Iterative Alternating Least-Squares Approach to Jointly Estimate the RETFs and the Diffuse PSD
Konferenz: Speech Communication - 13. ITG-Fachtagung Sprachkommunikation
10.10.2018 - 12.10.2018 in Oldenburg, Deutschland
Tagungsband: ITG-Fb. 282: Speech Communication
Seiten: 5Sprache: EnglischTyp: PDFPersönliche VDE-Mitglieder erhalten auf diesen Artikel 10% Rabatt
Tammen, Marvin; Doclo, Simon (Department of Medical Physics and Acoustics & Cluster of Excellence Hearing4All, University of Oldenburg, Germany)
Kodrasi, Ina (Idiap Research Institute, Speech and Audio Processing Group, Martigny, Switzerland)
The multi-channel Wiener filter (MWF) is a commonly used speech enhancement technique for improving speech quality and intelligibility in reverberant and noisy environments. The MWF is typically implemented as a minimum variance distortionless response (MVDR) beamformer followed by a single-channel Wiener postfilter.

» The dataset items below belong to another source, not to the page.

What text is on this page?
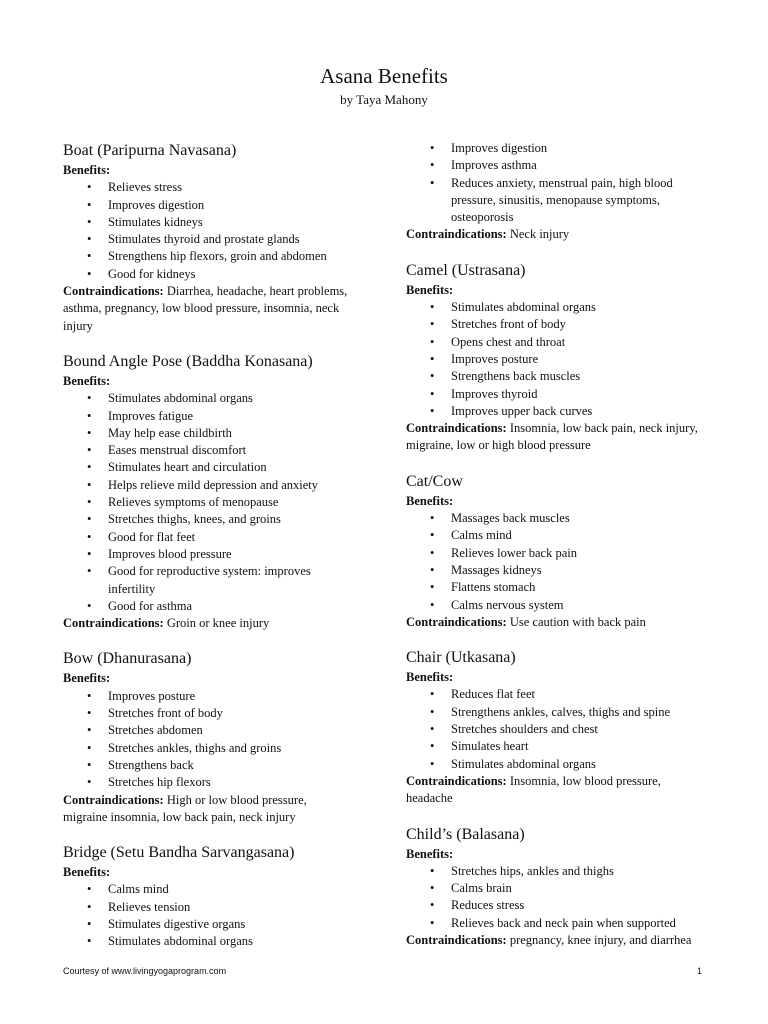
Asana Benefits
by Taya Mahony
Boat (Paripurna Navasana)
Benefits:
• Relieves stress
• Improves digestion
• Stimulates kidneys
• Stimulates thyroid and prostate glands
• Strengthens hip flexors, groin and abdomen
• Good for kidneys
Contraindications: Diarrhea, headache, heart problems, asthma, pregnancy, low blood pressure, insomnia, neck injury
Bound Angle Pose (Baddha Konasana)
Benefits:
• Stimulates abdominal organs
• Improves fatigue
• May help ease childbirth
• Eases menstrual discomfort
• Stimulates heart and circulation
• Helps relieve mild depression and anxiety
• Relieves symptoms of menopause
• Stretches thighs, knees, and groins
• Good for flat feet
• Improves blood pressure
• Good for reproductive system: improves infertility
• Good for asthma
Contraindications: Groin or knee injury
Bow (Dhanurasana)
Benefits:
• Improves posture
• Stretches front of body
• Stretches abdomen
• Stretches ankles, thighs and groins
• Strengthens back
• Stretches hip flexors
Contraindications: High or low blood pressure, migraine insomnia, low back pain, neck injury
Bridge (Setu Bandha Sarvangasana)
Benefits:
• Calms mind
• Relieves tension
• Stimulates digestive organs
• Stimulates abdominal organs
• Improves digestion
• Improves asthma
• Reduces anxiety, menstrual pain, high blood pressure, sinusitis, menopause symptoms, osteoporosis
Contraindications: Neck injury
Camel (Ustrasana)
Benefits:
• Stimulates abdominal organs
• Stretches front of body
• Opens chest and throat
• Improves posture
• Strengthens back muscles
• Improves thyroid
• Improves upper back curves
Contraindications: Insomnia, low back pain, neck injury, migraine, low or high blood pressure
Cat/Cow
Benefits:
• Massages back muscles
• Calms mind
• Relieves lower back pain
• Massages kidneys
• Flattens stomach
• Calms nervous system
Contraindications: Use caution with back pain
Chair (Utkasana)
Benefits:
• Reduces flat feet
• Strengthens ankles, calves, thighs and spine
• Stretches shoulders and chest
• Simulates heart
• Stimulates abdominal organs
Contraindications: Insomnia, low blood pressure, headache
Child’s (Balasana)
Benefits:
• Stretches hips, ankles and thighs
• Calms brain
• Reduces stress
• Relieves back and neck pain when supported
Contraindications: pregnancy, knee injury, and diarrhea
Courtesy of www.livingyogaprogram.com	1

Assuming that reverberation and ambient noise can be modeled as diffuse sound fields, estimates of the relative early transfer function (RETF) vector of the target speaker and of the diffuse power spectral density (PSD) are required to implement the MWF. RETF vector and diffuse PSD estimation methods are often decoupled, i.e., one of the quantities is estimated assuming that the other quantity is known. In this paper, we aim at jointly estimating the RETF vector and the diffuse PSD by minimizing the Frobenius norm of an error matrix based on the presumed signal model. To solve this minimization problem, we propose to use an alternating least-squares approach. Simulation results using artificial and real data show that the proposed method leads to a better performance than a state-of-the-art method based on covariance whitening.